The solutions, and the resulting predictions, are more likely to be more useful if they pop up from different starting points. One such is super-eusociality and the Forever Club that provide an entrance to restarting evolution. People that act on the contents of this book are likely to be superior and, being superior might attract a companion, and that companion would make a long life more interesting. Truly, a ‘web’ of life that, if understood, should make our time on this earth longer, more comfortable, useful, enjoyable etc.
(11) The brain, body and exercise.
The body is designed to be autonomous and to do as much as possible on its own leaving the mind in overall charge of integrating its position in the ‘scheme of things’, and to do this, it has a complex set of ganglions and brains throughout the body.
It is said that you never forget how to ride a bicycle and it takes some time to become proficient because new ganglions have to be set up, especially the ‘countervailing’ or counter-balancing connections. The same occurs with learning a new dance step because young people pick it up quickly, whereas old people, more slowly. I wonder if older people really take longer if they use the anti aging procedures?
Other examples are driving a car or a repetitive chore like gardening. I now, have changed my mind about the fact that ‘multi-tasking’ by the human mind is possible. In fact, I often do my best creative thinking when driving or pruning in gardens. The autonomous nervous system takes over, and I hold a thought in my mind and suddenly the mind ‘flits’ around the subject and ‘digests’ the content and often something unexpected ‘falls’ out.
It sits comfortably in my ming that this effect is the ultimate aim of the mind/body. A grazing animal will be eating, chewing, watching for predators, looking for the preferred food, watching rivals etc. We have evolved to never stop evolving! The more that you learn, the more creative you become, the more successful you become and the more likely to survive and the more progeny you will leave behind.
So, what is the result?
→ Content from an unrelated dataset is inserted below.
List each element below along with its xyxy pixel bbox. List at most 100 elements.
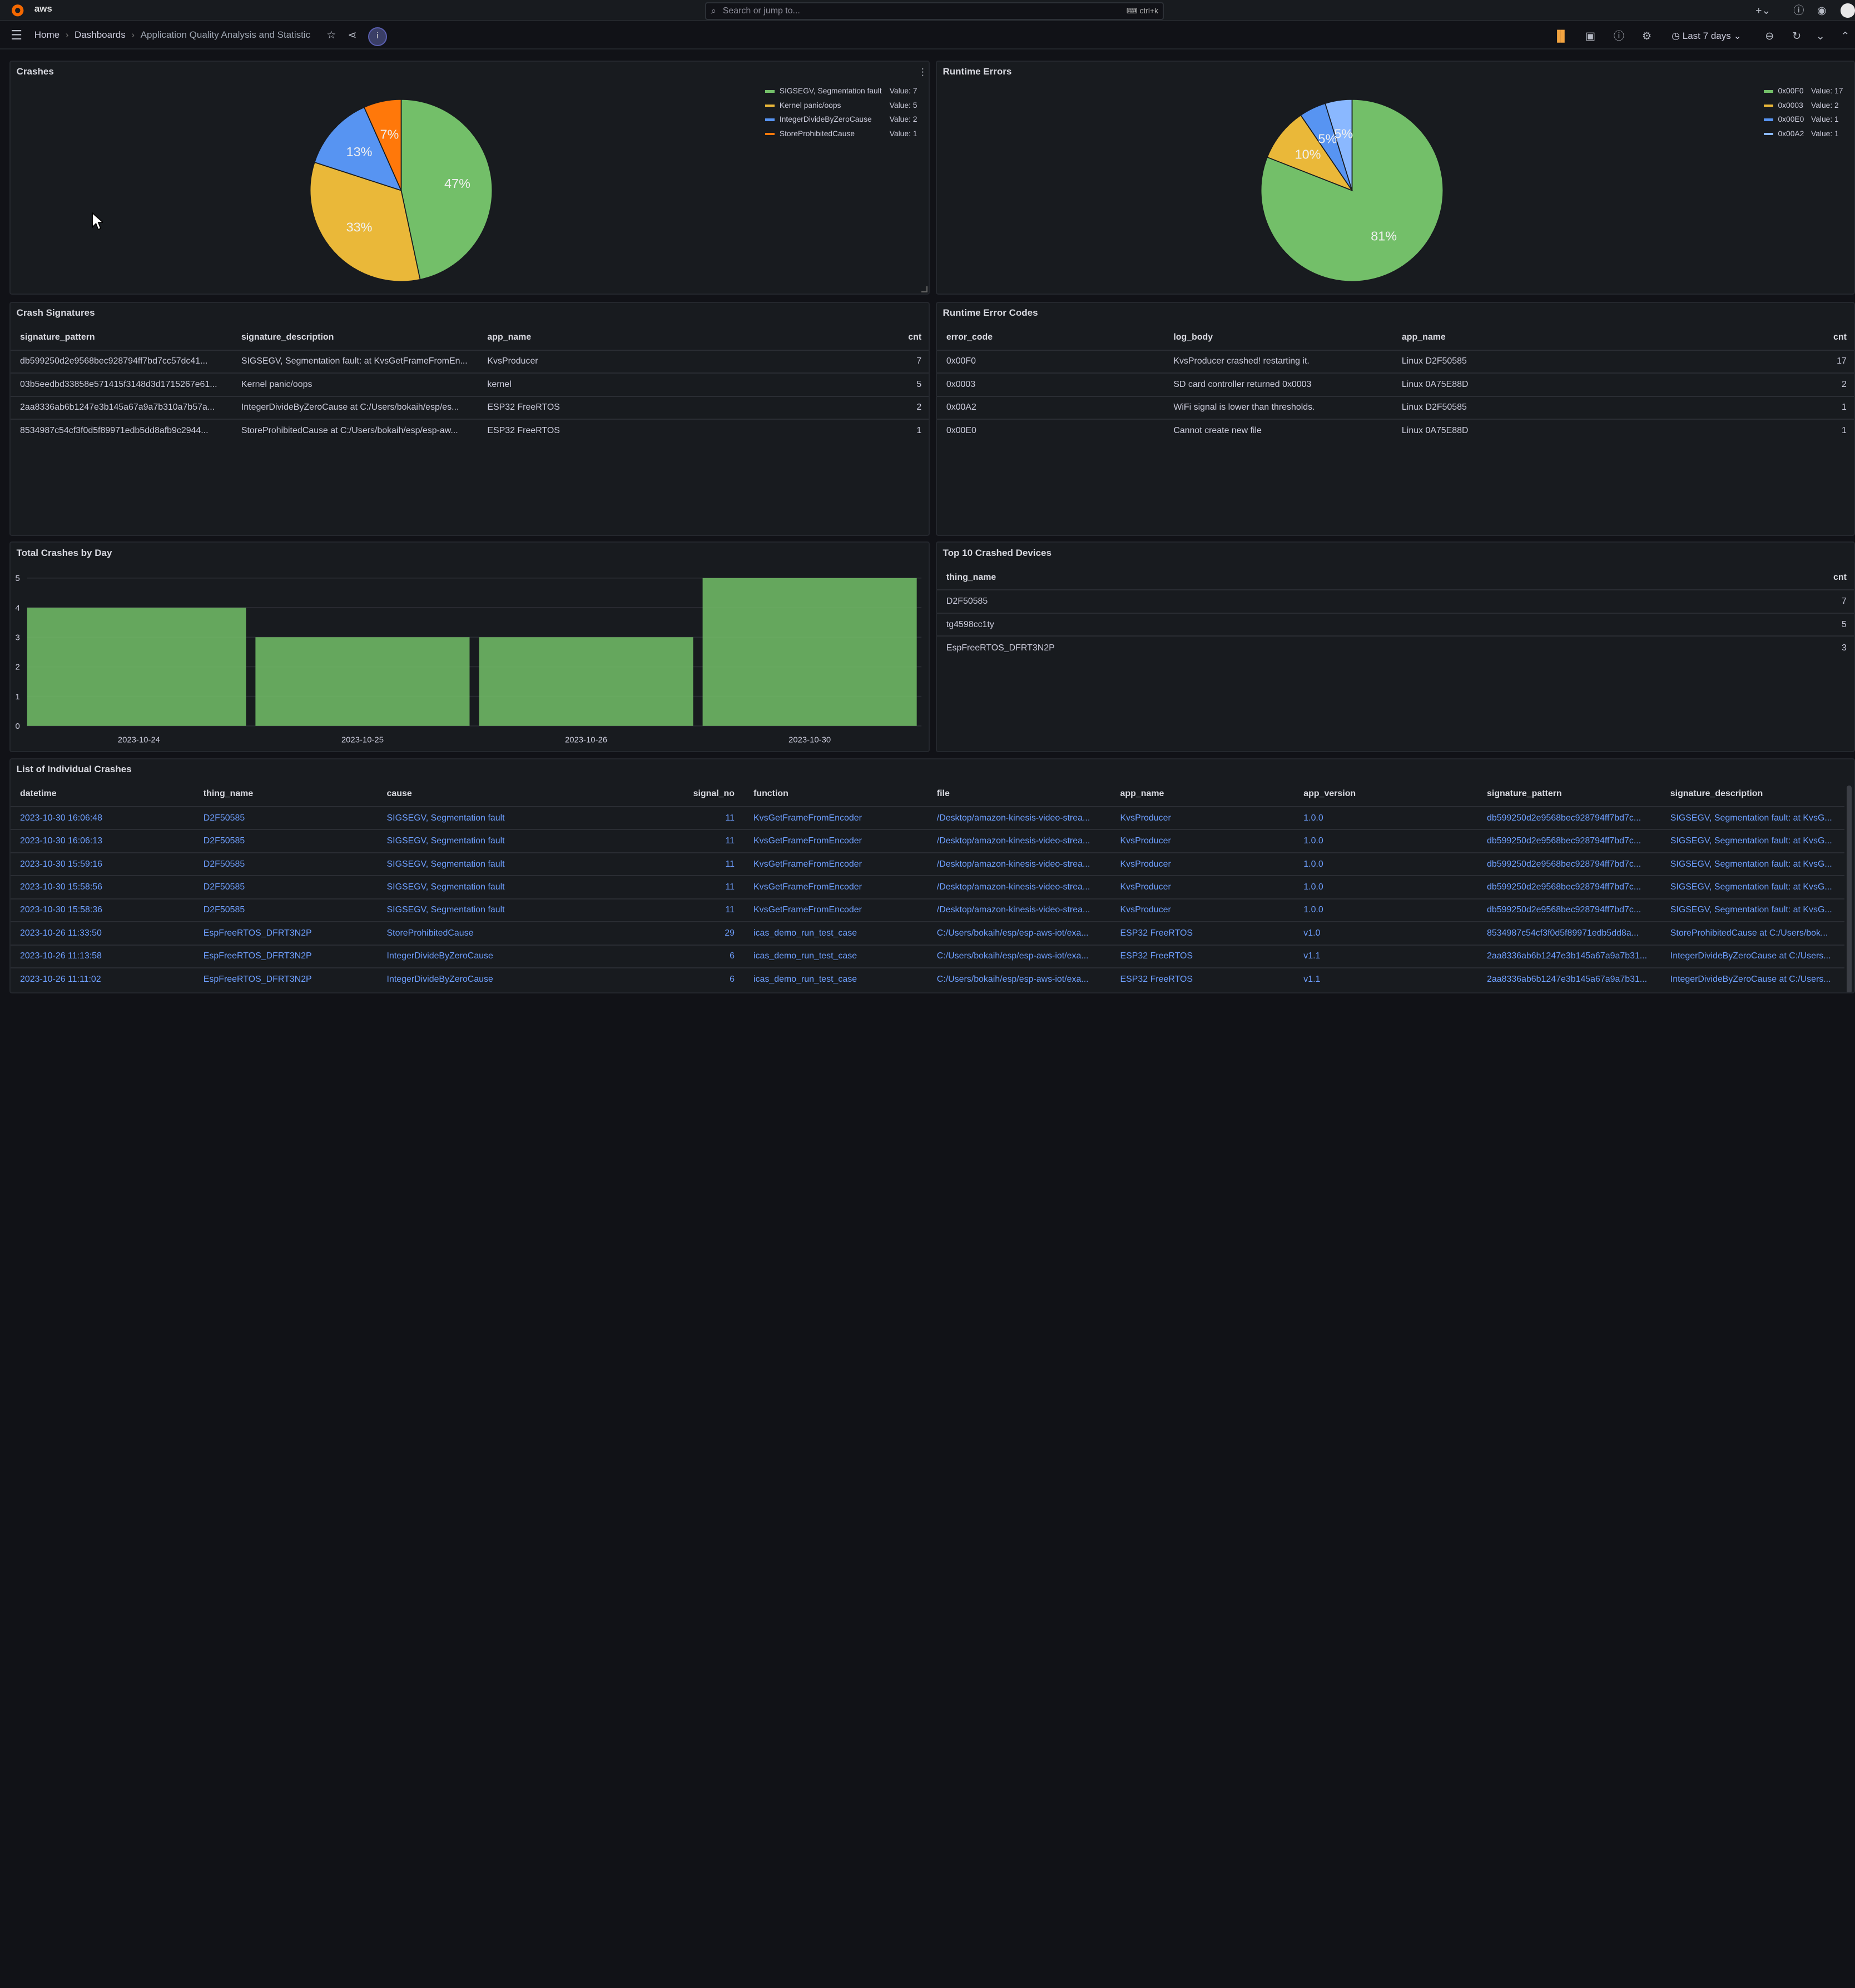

The more that you exercise, the ‘better’ the food that you consume and the more stimulated the brain, the higher your level of componentization and the more progeny that you are likely to leave behind and this is (one of ) the links between the first and second Laws of Life.
postscript: Earlier a quotation was given that the mind affects the brain and the brain affects the mind. Once we understand how the mind is formed and functions, the brain learns, more dendrites are created and the mind uses these circuits to boost the creativeness of the mind. Thus creativity is enhanced, but the longer that the brain lives, the higher the creativity, and that is the purpose (that I am suggesting) of length of life, combined with exercise and nutrition. Possibly many very good minds are wasted because they didn’t have the necessary nutrition and exercise as they grew older. This is the point of the above, and suggests that it is a waste to retire and allow all that knowledge (from a lifetime) to wither.